DIE FURCHE: In wenigen Tagen feiert die Europäische Union Geburtstag: den 60er am 25. März anlässlich der Unterzeichnung der Römischen Verträge; den 66er am 18. April, dem Gründungstag der Montanunion. Es sind Geburtstage im Zeichen einer Krise und der Suche nach Lösungen. Europa war einmal Bollwerk des Christentums, heute gilt es als der säkularisierteste aller Kontinente. Was ist da eigentlich in den letzten Jahrzehnten passiert?
Erwin Pröll: Es gibt da mehrere Momente. Aber offensichtlich wurde der Lebenssinn des europäischen Kontinents immer mehr verwaschen. Auch christliche Werte sind in Vergessenheit geraten. Dabei braucht jeder Mensch eine Orientierungslinie, eine Art Handlauf fürs tägliche Leben, um Sicherheit zu gewinnen. In den zurückliegenden Jahrzehnten wurde auf den eigentlichen Sinn des Lebens vergessen, nahm das Materielle überhand. Dort, wo das Geld die Oberhand hat, wuchert der Egoismus, wird die Verantwortung des Menschen gegenüber der Schöpfung und den nächsten Generationen mit Füßen getreten.

DIE FURCHE: Bedingt durch die Flüchtlingsbewegung in den letzten Jahren und den relativ hohen Anteil muslimischer Zuwanderer schüren nicht nur rechtspopulistische Parteien die Angst vor einer Islamisierung. Allerdings halten sich auch die Kenntnisse über den christlichen Glauben in Grenzen. Sind wir überhaupt noch imstande einen Glaubensdisput zu führen?
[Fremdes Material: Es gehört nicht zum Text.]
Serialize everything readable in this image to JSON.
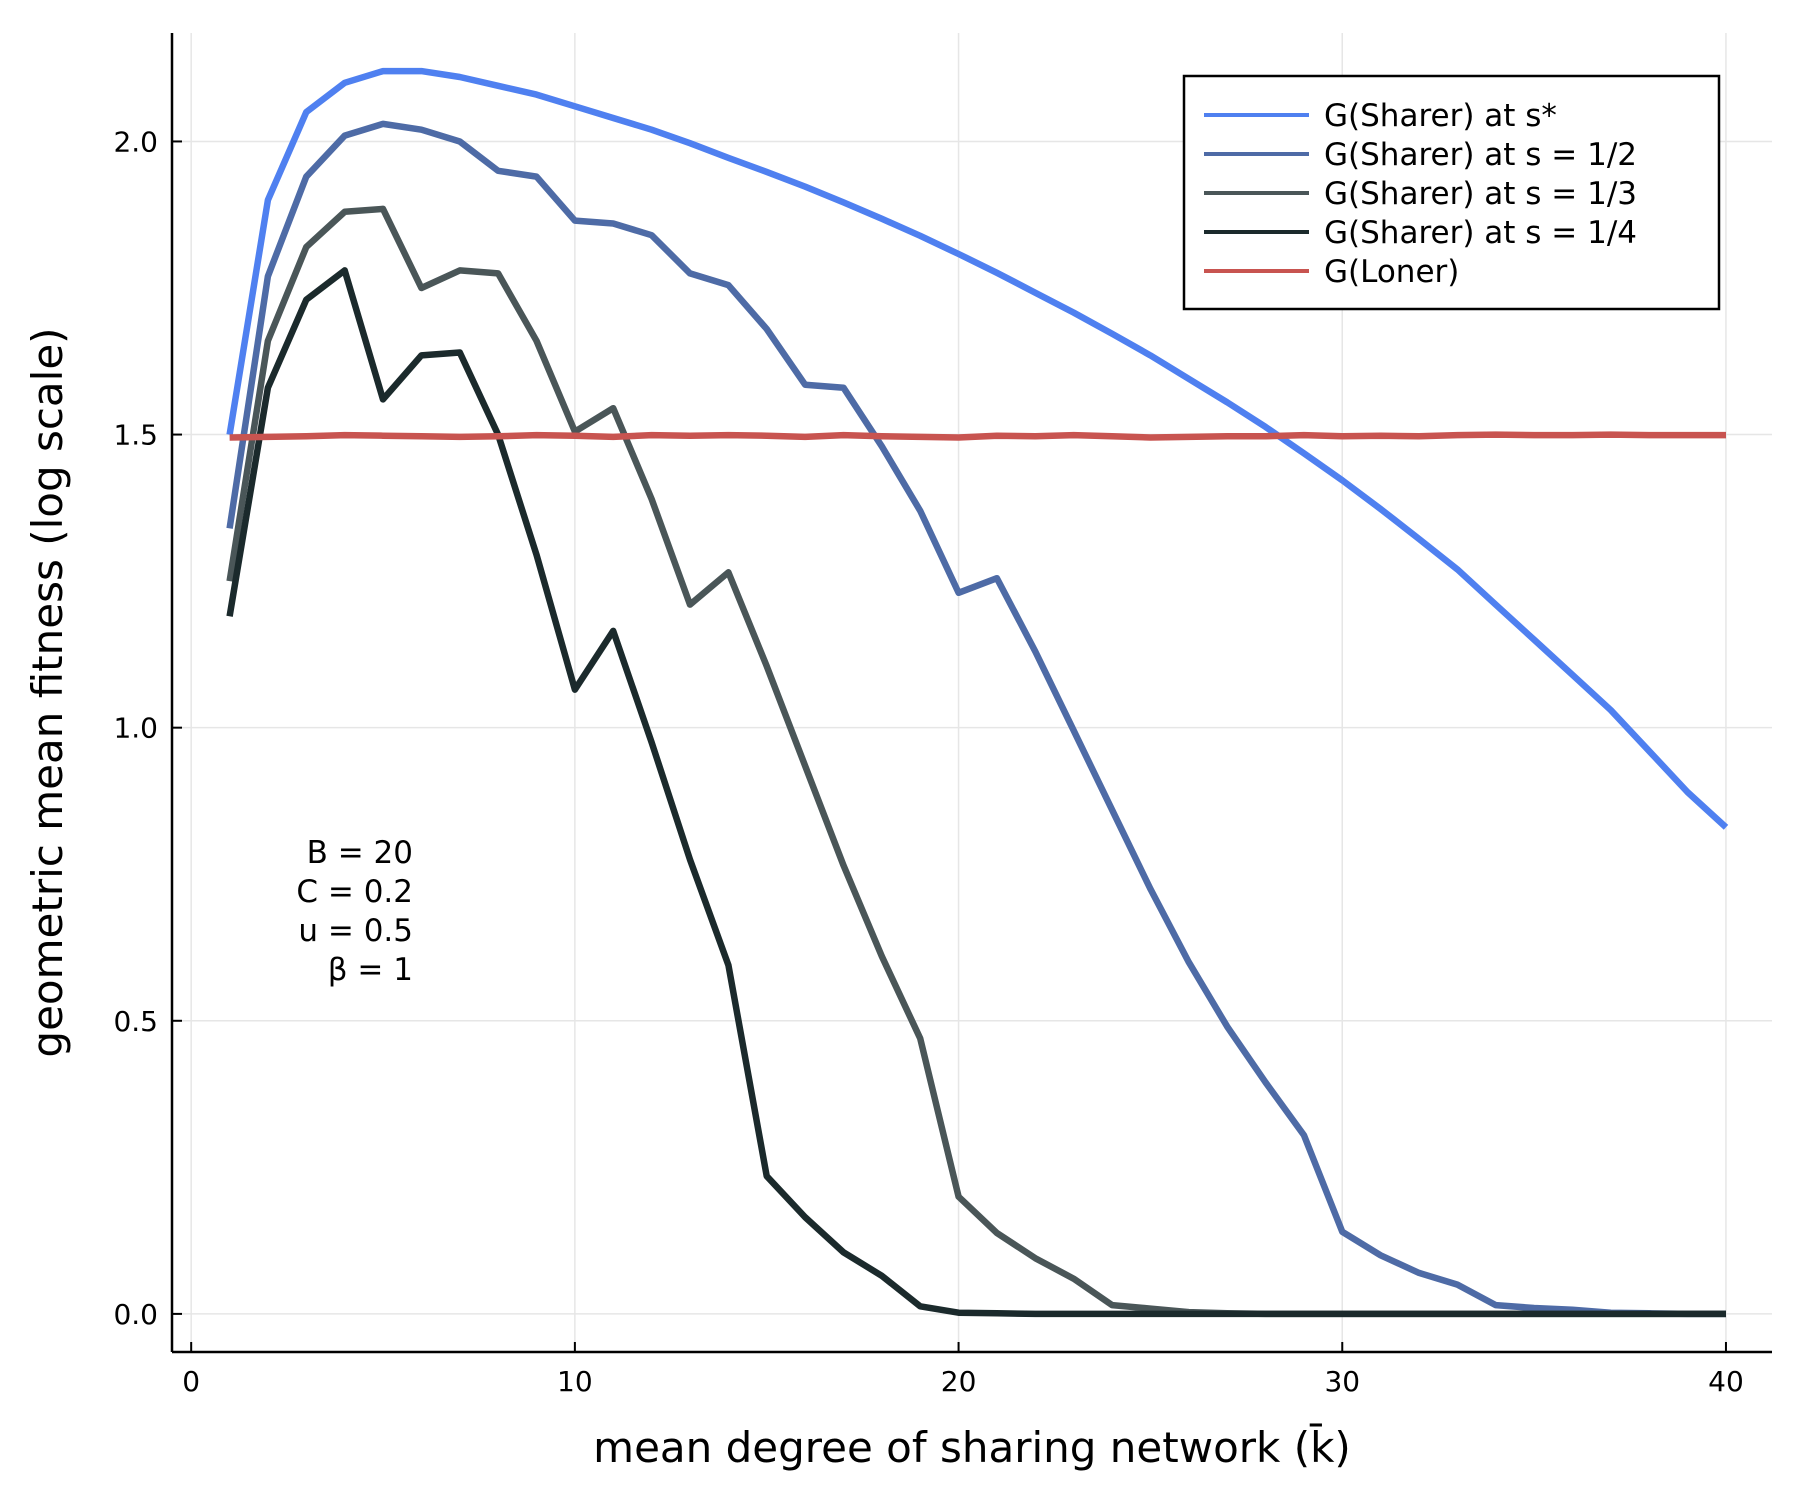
{
  "chart_data": {
    "type": "line",
    "title": "",
    "xlabel": "mean degree of sharing network (k̄)",
    "ylabel": "geometric mean fitness (log scale)",
    "xlim": [
      -0.5,
      41.2
    ],
    "ylim": [
      -0.065,
      2.185
    ],
    "xticks": [
      0,
      10,
      20,
      30,
      40
    ],
    "yticks": [
      0.0,
      0.5,
      1.0,
      1.5,
      2.0
    ],
    "xtick_labels": [
      "0",
      "10",
      "20",
      "30",
      "40"
    ],
    "ytick_labels": [
      "0.0",
      "0.5",
      "1.0",
      "1.5",
      "2.0"
    ],
    "grid": true,
    "legend_position": "top-right",
    "x": [
      1,
      2,
      3,
      4,
      5,
      6,
      7,
      8,
      9,
      10,
      11,
      12,
      13,
      14,
      15,
      16,
      17,
      18,
      19,
      20,
      21,
      22,
      23,
      24,
      25,
      26,
      27,
      28,
      29,
      30,
      31,
      32,
      33,
      34,
      35,
      36,
      37,
      38,
      39,
      40
    ],
    "series": [
      {
        "name": "G(Sharer) at s*",
        "color": "#4f80f0",
        "values": [
          1.5,
          1.9,
          2.05,
          2.1,
          2.12,
          2.12,
          2.11,
          2.095,
          2.08,
          2.06,
          2.04,
          2.02,
          1.997,
          1.972,
          1.948,
          1.923,
          1.896,
          1.868,
          1.839,
          1.808,
          1.776,
          1.742,
          1.708,
          1.672,
          1.635,
          1.595,
          1.555,
          1.513,
          1.468,
          1.422,
          1.373,
          1.322,
          1.27,
          1.21,
          1.15,
          1.09,
          1.03,
          0.96,
          0.89,
          0.83
        ]
      },
      {
        "name": "G(Sharer) at s = 1/2",
        "color": "#4e6ba6",
        "values": [
          1.34,
          1.77,
          1.94,
          2.01,
          2.03,
          2.02,
          2.0,
          1.95,
          1.94,
          1.865,
          1.86,
          1.84,
          1.775,
          1.755,
          1.68,
          1.585,
          1.58,
          1.48,
          1.37,
          1.23,
          1.255,
          1.13,
          0.995,
          0.86,
          0.725,
          0.6,
          0.49,
          0.395,
          0.305,
          0.14,
          0.1,
          0.07,
          0.05,
          0.015,
          0.01,
          0.007,
          0.002,
          0.001,
          0.0,
          0.0
        ]
      },
      {
        "name": "G(Sharer) at s = 1/3",
        "color": "#4a5658",
        "values": [
          1.25,
          1.66,
          1.82,
          1.88,
          1.885,
          1.75,
          1.78,
          1.775,
          1.66,
          1.505,
          1.545,
          1.39,
          1.21,
          1.265,
          1.105,
          0.935,
          0.765,
          0.61,
          0.47,
          0.2,
          0.138,
          0.095,
          0.06,
          0.015,
          0.009,
          0.003,
          0.001,
          0.0,
          0.0,
          0.0,
          0.0,
          0.0,
          0.0,
          0.0,
          0.0,
          0.0,
          0.0,
          0.0,
          0.0,
          0.0
        ]
      },
      {
        "name": "G(Sharer) at s = 1/4",
        "color": "#1b2a2c",
        "values": [
          1.19,
          1.58,
          1.73,
          1.78,
          1.56,
          1.635,
          1.64,
          1.5,
          1.295,
          1.065,
          1.165,
          0.975,
          0.775,
          0.595,
          0.235,
          0.165,
          0.105,
          0.065,
          0.013,
          0.002,
          0.001,
          0.0,
          0.0,
          0.0,
          0.0,
          0.0,
          0.0,
          0.0,
          0.0,
          0.0,
          0.0,
          0.0,
          0.0,
          0.0,
          0.0,
          0.0,
          0.0,
          0.0,
          0.0,
          0.0
        ]
      },
      {
        "name": "G(Loner)",
        "color": "#c85450",
        "values": [
          1.495,
          1.496,
          1.497,
          1.499,
          1.498,
          1.497,
          1.496,
          1.497,
          1.499,
          1.498,
          1.496,
          1.499,
          1.498,
          1.499,
          1.498,
          1.496,
          1.499,
          1.497,
          1.496,
          1.495,
          1.498,
          1.497,
          1.499,
          1.497,
          1.495,
          1.496,
          1.497,
          1.497,
          1.499,
          1.497,
          1.498,
          1.497,
          1.499,
          1.5,
          1.499,
          1.499,
          1.5,
          1.499,
          1.499,
          1.499
        ]
      }
    ],
    "annotations": [
      "B = 20",
      "C = 0.2",
      "u = 0.5",
      "β = 1"
    ]
  }
}
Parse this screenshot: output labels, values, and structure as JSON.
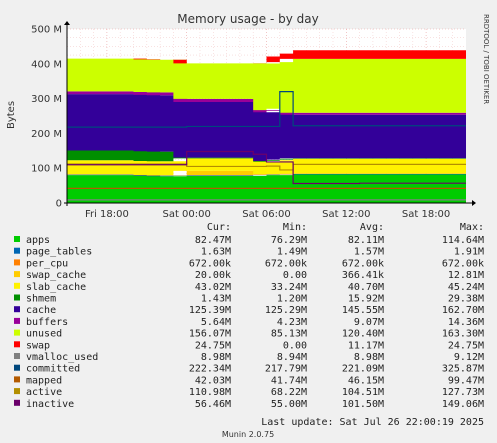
{
  "chart_data": {
    "type": "area",
    "title": "Memory usage - by day",
    "ylabel": "Bytes",
    "side_label": "RRDTOOL / TOBI OETIKER",
    "ylim": [
      0,
      500000000
    ],
    "y_ticks": [
      "0",
      "100 M",
      "200 M",
      "300 M",
      "400 M",
      "500 M"
    ],
    "y_tick_values": [
      0,
      100000000,
      200000000,
      300000000,
      400000000,
      500000000
    ],
    "x_range": [
      0,
      30
    ],
    "x_ticks": [
      "Fri 18:00",
      "Sat 00:00",
      "Sat 06:00",
      "Sat 12:00",
      "Sat 18:00"
    ],
    "x_tick_values": [
      3,
      9,
      15,
      21,
      27
    ],
    "x": [
      0,
      1,
      2,
      3,
      4,
      5,
      6,
      7,
      8,
      9,
      10,
      11,
      12,
      13,
      14,
      15,
      16,
      17,
      18,
      19,
      20,
      21,
      22,
      23,
      24,
      25,
      26,
      27,
      28,
      29,
      30
    ],
    "stacked": true,
    "series": [
      {
        "name": "apps",
        "color": "#00cc00",
        "values": [
          80,
          80,
          80,
          80,
          80,
          80,
          78,
          77,
          77,
          78,
          78,
          78,
          78,
          78,
          78,
          80,
          80,
          82,
          82,
          82,
          82,
          82,
          82,
          82,
          82,
          82,
          82,
          82,
          82,
          82,
          82
        ]
      },
      {
        "name": "page_tables",
        "color": "#0066b3",
        "values": [
          1.6,
          1.6,
          1.6,
          1.6,
          1.6,
          1.6,
          1.6,
          1.6,
          1.6,
          1.6,
          1.6,
          1.6,
          1.6,
          1.6,
          1.6,
          1.6,
          1.6,
          1.6,
          1.6,
          1.6,
          1.6,
          1.6,
          1.6,
          1.6,
          1.6,
          1.6,
          1.6,
          1.6,
          1.6,
          1.6,
          1.6
        ]
      },
      {
        "name": "per_cpu",
        "color": "#ff8000",
        "values": [
          0.7,
          0.7,
          0.7,
          0.7,
          0.7,
          0.7,
          0.7,
          0.7,
          0.7,
          0.7,
          0.7,
          0.7,
          0.7,
          0.7,
          0.7,
          0.7,
          0.7,
          0.7,
          0.7,
          0.7,
          0.7,
          0.7,
          0.7,
          0.7,
          0.7,
          0.7,
          0.7,
          0.7,
          0.7,
          0.7,
          0.7
        ]
      },
      {
        "name": "swap_cache",
        "color": "#ffcc00",
        "values": [
          0.5,
          0.5,
          0.5,
          0.5,
          0.5,
          0.5,
          0.5,
          0.5,
          0.5,
          12,
          12,
          12,
          12,
          12,
          12,
          0.5,
          0.5,
          0.02,
          0.02,
          0.02,
          0.02,
          0.02,
          0.02,
          0.02,
          0.02,
          0.02,
          0.02,
          0.02,
          0.02,
          0.02,
          0.02
        ]
      },
      {
        "name": "slab_cache",
        "color": "#fff200",
        "values": [
          40,
          40,
          40,
          40,
          40,
          40,
          40,
          40,
          40,
          36,
          36,
          36,
          36,
          36,
          36,
          36,
          40,
          43,
          43,
          43,
          43,
          43,
          43,
          43,
          43,
          43,
          43,
          43,
          43,
          43,
          43
        ]
      },
      {
        "name": "shmem",
        "color": "#008f00",
        "values": [
          28,
          28,
          28,
          28,
          28,
          28,
          28,
          28,
          28,
          2,
          2,
          2,
          2,
          2,
          2,
          2,
          2,
          1.4,
          1.4,
          1.4,
          1.4,
          1.4,
          1.4,
          1.4,
          1.4,
          1.4,
          1.4,
          1.4,
          1.4,
          1.4,
          1.4
        ]
      },
      {
        "name": "cache",
        "color": "#330099",
        "values": [
          162,
          162,
          162,
          162,
          162,
          162,
          162,
          162,
          162,
          160,
          160,
          160,
          160,
          160,
          160,
          140,
          140,
          125,
          125,
          125,
          125,
          125,
          125,
          125,
          125,
          125,
          125,
          125,
          125,
          125,
          125
        ]
      },
      {
        "name": "buffers",
        "color": "#990099",
        "values": [
          8,
          8,
          8,
          8,
          8,
          8,
          8,
          8,
          8,
          9,
          9,
          9,
          9,
          9,
          9,
          6,
          6,
          5.6,
          5.6,
          5.6,
          5.6,
          5.6,
          5.6,
          5.6,
          5.6,
          5.6,
          5.6,
          5.6,
          5.6,
          5.6,
          5.6
        ]
      },
      {
        "name": "unused",
        "color": "#ccff00",
        "values": [
          94,
          94,
          94,
          94,
          94,
          94,
          94,
          94,
          94,
          102,
          102,
          102,
          102,
          102,
          102,
          134,
          134,
          155,
          155,
          155,
          155,
          155,
          155,
          155,
          155,
          155,
          155,
          155,
          155,
          155,
          155
        ]
      },
      {
        "name": "swap",
        "color": "#ff0000",
        "values": [
          0,
          0,
          0,
          0,
          0,
          0,
          0,
          0,
          0,
          0,
          0,
          0,
          0,
          0,
          0,
          20,
          24.5,
          24.7,
          24.7,
          24.7,
          24.7,
          24.7,
          24.7,
          24.7,
          24.7,
          24.7,
          24.7,
          24.7,
          24.7,
          24.7,
          24.7
        ]
      }
    ],
    "line_series": [
      {
        "name": "vmalloc_used",
        "color": "#808080",
        "values": [
          9,
          9,
          9,
          9,
          9,
          9,
          9,
          9,
          9,
          9,
          9,
          9,
          9,
          9,
          9,
          9,
          9,
          9,
          9,
          9,
          9,
          9,
          9,
          9,
          9,
          9,
          9,
          9,
          9,
          9,
          9
        ]
      },
      {
        "name": "committed",
        "color": "#00487d",
        "values": [
          218,
          218,
          218,
          218,
          218,
          218,
          218,
          218,
          218,
          220,
          220,
          220,
          220,
          220,
          220,
          220,
          320,
          222,
          222,
          222,
          222,
          222,
          222,
          222,
          222,
          222,
          222,
          222,
          222,
          222,
          222
        ]
      },
      {
        "name": "mapped",
        "color": "#b35a00",
        "values": [
          42,
          42,
          42,
          42,
          42,
          42,
          42,
          42,
          42,
          42,
          42,
          42,
          42,
          42,
          42,
          42,
          42,
          42,
          42,
          42,
          42,
          42,
          42,
          42,
          42,
          42,
          42,
          42,
          42,
          42,
          42
        ]
      },
      {
        "name": "active",
        "color": "#b38f00",
        "values": [
          112,
          112,
          112,
          112,
          112,
          112,
          112,
          112,
          112,
          105,
          105,
          105,
          105,
          105,
          105,
          106,
          95,
          111,
          111,
          111,
          111,
          111,
          111,
          111,
          111,
          111,
          111,
          111,
          111,
          111,
          111
        ]
      },
      {
        "name": "inactive",
        "color": "#6b006b",
        "values": [
          110,
          110,
          110,
          110,
          110,
          110,
          110,
          110,
          110,
          148,
          148,
          148,
          148,
          148,
          140,
          118,
          118,
          56,
          56,
          56,
          56,
          56,
          57,
          57,
          57,
          57,
          57,
          57,
          57,
          57,
          57
        ]
      }
    ],
    "legend_header": {
      "cur": "Cur:",
      "min": "Min:",
      "avg": "Avg:",
      "max": "Max:"
    },
    "legend": [
      {
        "name": "apps",
        "color": "#00cc00",
        "cur": "82.47M",
        "min": "76.29M",
        "avg": "82.11M",
        "max": "114.64M"
      },
      {
        "name": "page_tables",
        "color": "#0066b3",
        "cur": "1.63M",
        "min": "1.49M",
        "avg": "1.57M",
        "max": "1.91M"
      },
      {
        "name": "per_cpu",
        "color": "#ff8000",
        "cur": "672.00k",
        "min": "672.00k",
        "avg": "672.00k",
        "max": "672.00k"
      },
      {
        "name": "swap_cache",
        "color": "#ffcc00",
        "cur": "20.00k",
        "min": "0.00",
        "avg": "366.41k",
        "max": "12.81M"
      },
      {
        "name": "slab_cache",
        "color": "#fff200",
        "cur": "43.02M",
        "min": "33.24M",
        "avg": "40.70M",
        "max": "45.24M"
      },
      {
        "name": "shmem",
        "color": "#008f00",
        "cur": "1.43M",
        "min": "1.20M",
        "avg": "15.92M",
        "max": "29.38M"
      },
      {
        "name": "cache",
        "color": "#330099",
        "cur": "125.39M",
        "min": "125.29M",
        "avg": "145.55M",
        "max": "162.70M"
      },
      {
        "name": "buffers",
        "color": "#990099",
        "cur": "5.64M",
        "min": "4.23M",
        "avg": "9.07M",
        "max": "14.36M"
      },
      {
        "name": "unused",
        "color": "#ccff00",
        "cur": "156.07M",
        "min": "85.13M",
        "avg": "120.40M",
        "max": "163.30M"
      },
      {
        "name": "swap",
        "color": "#ff0000",
        "cur": "24.75M",
        "min": "0.00",
        "avg": "11.17M",
        "max": "24.75M"
      },
      {
        "name": "vmalloc_used",
        "color": "#808080",
        "cur": "8.98M",
        "min": "8.94M",
        "avg": "8.98M",
        "max": "9.12M"
      },
      {
        "name": "committed",
        "color": "#00487d",
        "cur": "222.34M",
        "min": "217.79M",
        "avg": "221.09M",
        "max": "325.87M"
      },
      {
        "name": "mapped",
        "color": "#b35a00",
        "cur": "42.03M",
        "min": "41.74M",
        "avg": "46.15M",
        "max": "99.47M"
      },
      {
        "name": "active",
        "color": "#b38f00",
        "cur": "110.98M",
        "min": "68.22M",
        "avg": "104.51M",
        "max": "127.73M"
      },
      {
        "name": "inactive",
        "color": "#6b006b",
        "cur": "56.46M",
        "min": "55.00M",
        "avg": "101.50M",
        "max": "149.06M"
      }
    ],
    "last_update": "Last update: Sat Jul 26 22:00:19 2025",
    "footer": "Munin 2.0.75"
  }
}
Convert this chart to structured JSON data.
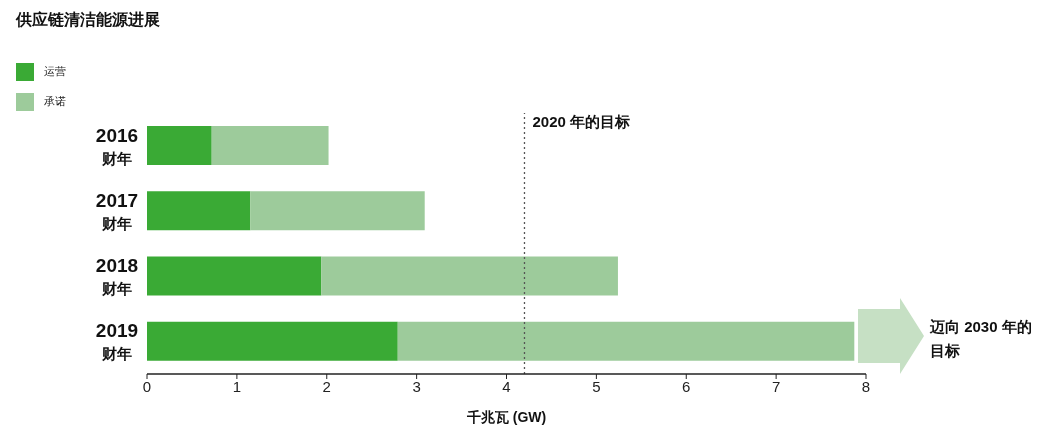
{
  "chart_data": {
    "type": "bar",
    "orientation": "horizontal",
    "stacked": true,
    "title": "供应链清洁能源进展",
    "xlabel": "千兆瓦 (GW)",
    "categories": [
      "2016 财年",
      "2017 财年",
      "2018 财年",
      "2019 财年"
    ],
    "series": [
      {
        "name": "运营",
        "color": "#3aaa35",
        "values": [
          0.72,
          1.15,
          1.94,
          2.79
        ]
      },
      {
        "name": "承诺",
        "color": "#9dcb9b",
        "values": [
          1.3,
          1.94,
          3.3,
          5.08
        ]
      }
    ],
    "xlim": [
      0,
      8
    ],
    "xticks": [
      0,
      1,
      2,
      3,
      4,
      5,
      6,
      7,
      8
    ],
    "grid": false,
    "legend": "top left",
    "ref_lines": [
      {
        "axis": "x",
        "value": 4.2,
        "label": "2020 年的目标",
        "line_style": "dotted",
        "color": "#555555"
      }
    ],
    "annotations": [
      "迈向 2030 年的目标"
    ]
  }
}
Pröll: Da muss ich Bedenken anmelden. Wobei natürlich die Zuspitzung auf ein solches Konfliktpotenzial auch das Profil schärfen kann und wird. Allerdings, und das ist ein christlich-demokratischer Grundsatz, wird man auch Toleranz walten lassen müssen. Die aber dort Grenzen hat, wo das Beharren auf Positionen zur Intoleranz wird. Ein fruchtbringender Dialog verlangt, dem Andersgläubigen mit Respekt gegenüberzutreten, die eigene Position zu definieren und klar zu machen, wo alles seine Grenzen hat. Bei diesem Status sind wir heute angekommen.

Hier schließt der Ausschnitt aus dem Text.